« A 40 ans, préférer en finir dans une cellule souillée qui pue la mort plutôt que d’être renvoyé dans son pays, ce n’est pas concevable », tempête une avocate du barreau de Bordeaux, éprouvée par le décès d’un prévenu, mercredi 15 décembre, au sous-sol du tribunal judiciaire de Bordeaux où elle allait s’entretenir avec un client. L’homme s’est pendu aux grilles d’aération d’une cellule avec le cordon de serrage de la capuche de son sweat-shirt. Les policiers, puis les pompiers, n’ont rien pu faire pour le sauver. Il s’appelait Fitim Uka. Il avait 41 ans. Il était kosovar.

Selon les premiers éléments de l’enquête pour recherche des causes de la mort dévoilés par le parquet de Bordeaux le jour même du décès, le quadragénaire avait été déféré en fin de matinée et devait être jugé l’après-midi dans le cadre d’une procédure de comparution immédiate pour soustraction à l’exécution d’une mesure d’éloignement. « Le 13 décembre, il a refusé d’embarquer sur un vol pour Amsterdam puis Pristina », détaille son conseil, MAbraham Hervé Diompy, avocat de permanence de l’Institut de défense des étrangers du barreau de Bordeaux. Son client du jour n’avait pas voulu se soumettre à un test PCR conditionnant sa montée dans l’avion comme l’a indiqué le parquet de Bordeaux.

Le parcours de Fitim Uka a été reconstitué selon ses dires. « Il était arrivé en France il y a environ quinze ans, fuyant des conflits interethniques et une situation politique instable, dévoile Me Diompy, au vu du dossier qui lui a été communiqué. Il avait un passé traumatique douloureux lié à l’assassinat, le même jour, de quinze membres de sa famille. Il a quitté son pays avec son frère, qui vivrait en Alsace. Il n’a plus de famille, plus personne là-bas. »
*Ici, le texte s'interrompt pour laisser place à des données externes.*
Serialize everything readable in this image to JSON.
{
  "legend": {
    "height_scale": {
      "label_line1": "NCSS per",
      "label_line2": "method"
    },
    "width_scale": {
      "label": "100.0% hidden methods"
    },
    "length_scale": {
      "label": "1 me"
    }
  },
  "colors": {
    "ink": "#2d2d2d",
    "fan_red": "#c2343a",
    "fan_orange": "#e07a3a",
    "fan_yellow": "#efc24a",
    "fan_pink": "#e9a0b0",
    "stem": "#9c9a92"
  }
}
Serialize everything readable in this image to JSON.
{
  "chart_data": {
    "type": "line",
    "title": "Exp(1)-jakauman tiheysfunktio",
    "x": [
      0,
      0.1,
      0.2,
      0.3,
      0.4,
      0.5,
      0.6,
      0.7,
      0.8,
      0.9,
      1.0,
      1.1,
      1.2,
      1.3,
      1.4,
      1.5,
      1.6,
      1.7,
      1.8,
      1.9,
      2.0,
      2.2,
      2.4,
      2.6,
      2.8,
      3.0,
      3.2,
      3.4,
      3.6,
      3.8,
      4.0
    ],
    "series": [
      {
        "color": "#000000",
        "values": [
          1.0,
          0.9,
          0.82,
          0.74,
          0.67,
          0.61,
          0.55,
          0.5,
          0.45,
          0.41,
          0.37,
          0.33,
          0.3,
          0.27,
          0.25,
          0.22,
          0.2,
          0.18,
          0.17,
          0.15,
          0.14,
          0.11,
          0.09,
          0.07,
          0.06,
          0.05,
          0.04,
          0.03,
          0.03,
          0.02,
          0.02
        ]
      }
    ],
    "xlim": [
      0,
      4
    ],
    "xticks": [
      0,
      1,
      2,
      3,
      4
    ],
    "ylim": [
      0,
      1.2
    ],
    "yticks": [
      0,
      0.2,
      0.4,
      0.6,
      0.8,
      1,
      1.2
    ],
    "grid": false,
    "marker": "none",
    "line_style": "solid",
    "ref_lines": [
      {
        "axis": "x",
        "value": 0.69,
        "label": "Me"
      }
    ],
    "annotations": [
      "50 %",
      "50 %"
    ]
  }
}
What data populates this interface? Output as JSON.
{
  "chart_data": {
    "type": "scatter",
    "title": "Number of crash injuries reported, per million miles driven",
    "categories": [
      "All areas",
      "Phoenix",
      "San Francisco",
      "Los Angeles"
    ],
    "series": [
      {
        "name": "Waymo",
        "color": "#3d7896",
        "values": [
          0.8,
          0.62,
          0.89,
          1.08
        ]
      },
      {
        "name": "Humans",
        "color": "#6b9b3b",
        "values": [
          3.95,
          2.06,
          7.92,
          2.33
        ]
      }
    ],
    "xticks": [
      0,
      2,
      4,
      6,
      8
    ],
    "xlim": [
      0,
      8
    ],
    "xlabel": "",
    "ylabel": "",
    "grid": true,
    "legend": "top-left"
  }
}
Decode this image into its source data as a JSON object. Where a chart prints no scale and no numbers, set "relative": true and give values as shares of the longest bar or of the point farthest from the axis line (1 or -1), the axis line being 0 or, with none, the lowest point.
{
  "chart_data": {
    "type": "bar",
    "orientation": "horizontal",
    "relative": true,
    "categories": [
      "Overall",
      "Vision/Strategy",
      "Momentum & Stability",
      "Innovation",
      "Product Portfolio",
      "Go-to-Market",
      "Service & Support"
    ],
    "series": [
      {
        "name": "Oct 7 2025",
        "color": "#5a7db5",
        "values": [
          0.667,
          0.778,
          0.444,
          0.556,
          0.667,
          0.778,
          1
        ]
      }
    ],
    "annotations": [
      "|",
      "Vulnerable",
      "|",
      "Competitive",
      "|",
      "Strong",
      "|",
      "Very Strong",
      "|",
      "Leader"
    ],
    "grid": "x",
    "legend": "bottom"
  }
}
« Fragilité psychiatrique »

Le jeune avocat est encore sous le choc. Il a été commis d’office quelques heures seulement avant le décès de son client. Il a rencontré un homme « costaud », « imposant », « tendu », « les yeux vides », « abîmé », « marqué par ses addictions », « le coude cassé », « qui parlait très bien le français ». Le défunt n’était « pas un gentil mec » ni un ange. « Il avait un passé judiciaire dense », souligne l’avocat. Une dizaine de condamnations à son casier judiciaire, essentiellement pour des vols. La dernière, de quatre mois ferme pour des violences conjugales contre son ancienne compagne venait d’être purgée à la prison de Gradignan (Gironde). « Il n’a jamais pu s’insérer socialement, poursuit Me Diompy. Il était sans domicile fixe, parfois accompagné par des dispositifs d’urgence, il était dépendant à l’alcool et à la drogue. Il suivait d’ailleurs un traitement à la prison. Il a eu une vie pas facile, notamment compliquée par sa fragilité psychiatrique. » L’avocat comptait faire valoir ces considérations humanitaires dans sa plaidoirie.